Questa parola è « Padre » e va pronunciata con la certezza di sentire la voce di Dio il quale ci risponde chiamandoci « figlio ».
È una meditazione quaresimale che richiama all'essenzialità della fede quella proposta da Papa Francesco nella messa celebrata giovedì 20 marzo nella cappella della Casa Santa Marta.
L'invito a « confidare sempre nel Signore » viene, ha detto il Pontefice nell'omelia, dai testi della liturgia.
Infatti « la prima lettura di oggi ( Ger 17,5-10 ) incomincia con una maledizione: "Maledetto l'uomo che confida nell'uomo" ».
Anche « in altri passi della Bibbia c'è la stessa maledizione, forse con altre parole », come per esempio: « Maledetto l'uomo che confida in se stesso ».
Sempre viene definita « maledetta la persona » che confida solo nelle proprie forze, « perché porta dentro di sé una maledizione ».
Invece, ha proseguito il Pontefice rimarcando « la contrapposizione », è « benedetto l'uomo che confida nel Signore », perché - come si legge nella Scrittura - « è come un albero piantato lungo un corso d'acqua, verso la corrente stende le radici; non teme quando viene il caldo, le sue foglie rimangono verdi, nell'anno della siccità non si dà pena, non smette di produrre frutti ».
Proprio « questa immagine - ha spiegato - ci fa pensare a quelle parole di Gesù sulla casa: è felice l'uomo che edifica la sua casa sulla roccia, sul sicuro.
Invece è un infelice quello che edifica sulla sabbia: non ha consistenza ».
Dunque « la parola di Dio oggi ci insegna che soltanto nel Signore è la nostra sicura fiducia: altre fiducie non servono, non ci salvano, non ci danno vita, non ci danno gioia ».
Anzi, « ci danno morte, siccità ».
È un insegnamento chiaro che ci trova tutti d'accordo, ha puntualizzato il Pontefice.
« Ma il nostro problema è che il nostro cuore è infido », come dice la Scrittura.
E così, anche se sappiamo di sbagliare, comunque « ci piace confidare in noi stessi o confidare in quell'amico o confidare in quella situazione buona che ho o in quella ideologia », assecondando « quella tendenza » a decidere noi stessi dove porre « la nostra fiducia ».
Con la conseguenza che « il Signore resta un po' da parte ».
Ma, si è chiesto il Papa, « perché è maledetto l'uomo che confida nell'uomo, in se stesso?
Perché - è stata la risposta - quella fiducia lo fa guardare soltanto a se stesso; lo chiude in se stesso, senza orizzonti, senza porte aperte, senza finestre ».
Finisce così per essere « un uomo chiuso in se stesso » e « non avrà salvezza », perché « non può salvare se stesso ».
Il Pontefice ha poi fatto riferimento al passo evangelico di Luca ( Lc 16,19-31 ), che racconta la storia di « un uomo ricco che aveva tutto, indossava vestiti di porpora, mangiava tutti i giorni grandi banchetti, e si dava alla buona vita ».
Ed « era tanto contento che non si accorgeva che alla porta della sua casa, coperto di piaghe, c'era un tale Lazzaro: un poveretto, un barbone, e come un buon barbone con i cani ».
Lazzaro « era lì, affamato, e mangiava soltanto quello che cadeva dalla tavola del ricco: le briciole ».
E, ha aggiunto, « forse quando Gesù raccontava questo, si è ricordato della cananea, di quella donna che aveva chiesto la salute per la figlia: chiedeva soltanto le briciole » che si danno ai cagnolini.
Il brano del Vangelo, ha detto il Santo Padre, propone una riflessione: « Noi sappiamo il nome del barbone: si chiamava Lazzaro.
Ma come si chiamava quest'uomo, il ricco?
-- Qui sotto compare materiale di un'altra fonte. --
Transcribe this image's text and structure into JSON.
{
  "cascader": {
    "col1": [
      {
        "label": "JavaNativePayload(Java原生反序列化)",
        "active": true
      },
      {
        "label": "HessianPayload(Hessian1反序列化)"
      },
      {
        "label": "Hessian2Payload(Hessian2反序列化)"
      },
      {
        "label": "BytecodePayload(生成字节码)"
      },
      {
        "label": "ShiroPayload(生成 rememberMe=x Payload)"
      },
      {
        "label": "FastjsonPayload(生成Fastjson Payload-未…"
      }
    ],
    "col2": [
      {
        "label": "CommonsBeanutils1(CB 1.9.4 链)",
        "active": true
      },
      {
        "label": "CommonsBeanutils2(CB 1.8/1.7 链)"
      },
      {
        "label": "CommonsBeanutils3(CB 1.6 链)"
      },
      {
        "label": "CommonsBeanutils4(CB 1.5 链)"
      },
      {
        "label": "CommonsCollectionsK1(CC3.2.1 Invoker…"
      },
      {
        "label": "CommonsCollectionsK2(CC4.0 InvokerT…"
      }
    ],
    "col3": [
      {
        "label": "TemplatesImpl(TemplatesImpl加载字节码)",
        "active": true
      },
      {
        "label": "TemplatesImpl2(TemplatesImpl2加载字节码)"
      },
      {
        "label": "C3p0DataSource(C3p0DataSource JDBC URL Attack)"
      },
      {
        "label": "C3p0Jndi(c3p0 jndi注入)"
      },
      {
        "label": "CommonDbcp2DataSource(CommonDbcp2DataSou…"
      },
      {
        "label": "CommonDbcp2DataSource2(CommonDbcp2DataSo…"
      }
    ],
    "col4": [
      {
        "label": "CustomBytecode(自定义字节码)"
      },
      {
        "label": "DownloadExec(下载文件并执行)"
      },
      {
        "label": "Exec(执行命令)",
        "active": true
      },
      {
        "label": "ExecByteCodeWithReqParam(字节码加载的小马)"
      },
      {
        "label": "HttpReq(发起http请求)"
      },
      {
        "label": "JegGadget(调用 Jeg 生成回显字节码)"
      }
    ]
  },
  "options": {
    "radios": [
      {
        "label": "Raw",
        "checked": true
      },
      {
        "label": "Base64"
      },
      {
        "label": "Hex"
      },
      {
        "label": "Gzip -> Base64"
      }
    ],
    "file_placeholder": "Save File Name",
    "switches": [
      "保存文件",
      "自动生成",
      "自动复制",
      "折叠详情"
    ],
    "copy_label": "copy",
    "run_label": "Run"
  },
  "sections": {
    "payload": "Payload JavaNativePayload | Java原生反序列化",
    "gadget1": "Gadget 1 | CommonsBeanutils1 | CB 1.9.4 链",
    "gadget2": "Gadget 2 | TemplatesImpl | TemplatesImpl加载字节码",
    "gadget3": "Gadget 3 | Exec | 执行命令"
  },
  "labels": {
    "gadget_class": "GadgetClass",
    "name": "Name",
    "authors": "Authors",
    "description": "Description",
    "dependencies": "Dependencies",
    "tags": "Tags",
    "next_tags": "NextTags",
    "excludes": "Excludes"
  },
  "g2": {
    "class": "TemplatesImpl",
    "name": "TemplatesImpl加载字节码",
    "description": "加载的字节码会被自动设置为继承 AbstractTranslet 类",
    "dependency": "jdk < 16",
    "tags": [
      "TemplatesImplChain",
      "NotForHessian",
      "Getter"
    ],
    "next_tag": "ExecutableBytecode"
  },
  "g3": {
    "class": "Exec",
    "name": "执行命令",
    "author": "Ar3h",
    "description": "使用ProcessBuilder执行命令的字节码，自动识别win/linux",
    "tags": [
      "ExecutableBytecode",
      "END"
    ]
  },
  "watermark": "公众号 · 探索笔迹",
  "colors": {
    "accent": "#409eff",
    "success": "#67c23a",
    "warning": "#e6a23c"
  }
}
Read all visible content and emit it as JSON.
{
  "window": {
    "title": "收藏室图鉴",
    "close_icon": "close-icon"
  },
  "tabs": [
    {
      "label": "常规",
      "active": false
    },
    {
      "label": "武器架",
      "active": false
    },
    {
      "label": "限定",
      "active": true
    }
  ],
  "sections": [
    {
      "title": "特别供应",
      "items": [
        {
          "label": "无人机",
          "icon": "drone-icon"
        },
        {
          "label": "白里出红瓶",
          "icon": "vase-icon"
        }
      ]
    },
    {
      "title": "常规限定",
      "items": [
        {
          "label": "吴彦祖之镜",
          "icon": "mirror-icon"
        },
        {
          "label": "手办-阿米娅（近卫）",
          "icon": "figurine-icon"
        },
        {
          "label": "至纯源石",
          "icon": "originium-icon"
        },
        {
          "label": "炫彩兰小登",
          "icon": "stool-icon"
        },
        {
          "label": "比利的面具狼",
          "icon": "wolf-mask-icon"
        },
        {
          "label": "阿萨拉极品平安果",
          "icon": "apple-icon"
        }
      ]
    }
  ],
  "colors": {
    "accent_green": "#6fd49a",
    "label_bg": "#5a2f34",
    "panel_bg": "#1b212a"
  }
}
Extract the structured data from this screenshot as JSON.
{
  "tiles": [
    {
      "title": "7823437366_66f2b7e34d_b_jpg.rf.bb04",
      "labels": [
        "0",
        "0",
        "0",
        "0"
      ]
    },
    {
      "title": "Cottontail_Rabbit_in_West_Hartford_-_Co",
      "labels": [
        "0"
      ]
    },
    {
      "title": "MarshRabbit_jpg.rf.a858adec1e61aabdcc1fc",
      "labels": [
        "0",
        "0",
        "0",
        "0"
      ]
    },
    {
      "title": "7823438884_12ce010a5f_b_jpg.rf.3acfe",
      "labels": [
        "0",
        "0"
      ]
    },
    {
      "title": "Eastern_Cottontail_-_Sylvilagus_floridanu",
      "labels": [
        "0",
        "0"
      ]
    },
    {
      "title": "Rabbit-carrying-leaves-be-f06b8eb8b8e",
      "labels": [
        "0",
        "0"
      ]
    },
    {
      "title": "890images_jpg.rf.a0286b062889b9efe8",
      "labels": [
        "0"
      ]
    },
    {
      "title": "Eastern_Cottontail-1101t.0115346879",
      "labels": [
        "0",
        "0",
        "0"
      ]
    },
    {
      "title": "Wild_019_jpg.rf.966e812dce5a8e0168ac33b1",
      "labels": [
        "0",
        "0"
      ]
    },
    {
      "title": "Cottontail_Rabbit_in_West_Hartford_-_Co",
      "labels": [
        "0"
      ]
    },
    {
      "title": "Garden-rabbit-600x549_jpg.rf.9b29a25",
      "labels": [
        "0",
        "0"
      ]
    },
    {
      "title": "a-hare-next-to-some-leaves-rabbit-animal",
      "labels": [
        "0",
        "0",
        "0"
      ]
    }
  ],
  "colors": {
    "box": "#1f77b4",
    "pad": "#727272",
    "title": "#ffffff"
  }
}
Non ha nome! ».
Proprio « questa è la maledizione più forte » per la persona che « confida in se stessa o nelle forze o nelle possibilità degli uomini e non in Dio: perdere il nome! ».
Tanto che alla domanda « come ti chiami? » risponde non con il proprio nome ma con « il conto numero tale nella banca tale », oppure indicando « tante proprietà, tante ville » o «le cose, gli idoli ».
E « guardando queste due persone » proposte nel Vangelo - « il povero che ha il nome e che confida nel Signore e il ricco che ha perso il nome e che confida in se stesso » - noi « diciamo: è vero, dobbiamo confidare nel Signore! ».
Invece « tutti noi abbiamo questa debolezza, questa fragilità di mettere le nostre speranze in noi stessi o negli amici o nelle possibilità umane soltanto.
E ci dimentichiamo del Signore ».
È un atteggiamento che ci porta lontano dal Signore, « sulla strada della infelicità », esattamente come il ricco del Vangelo che « alla fine è un infelice perché si è condannato da se stesso ».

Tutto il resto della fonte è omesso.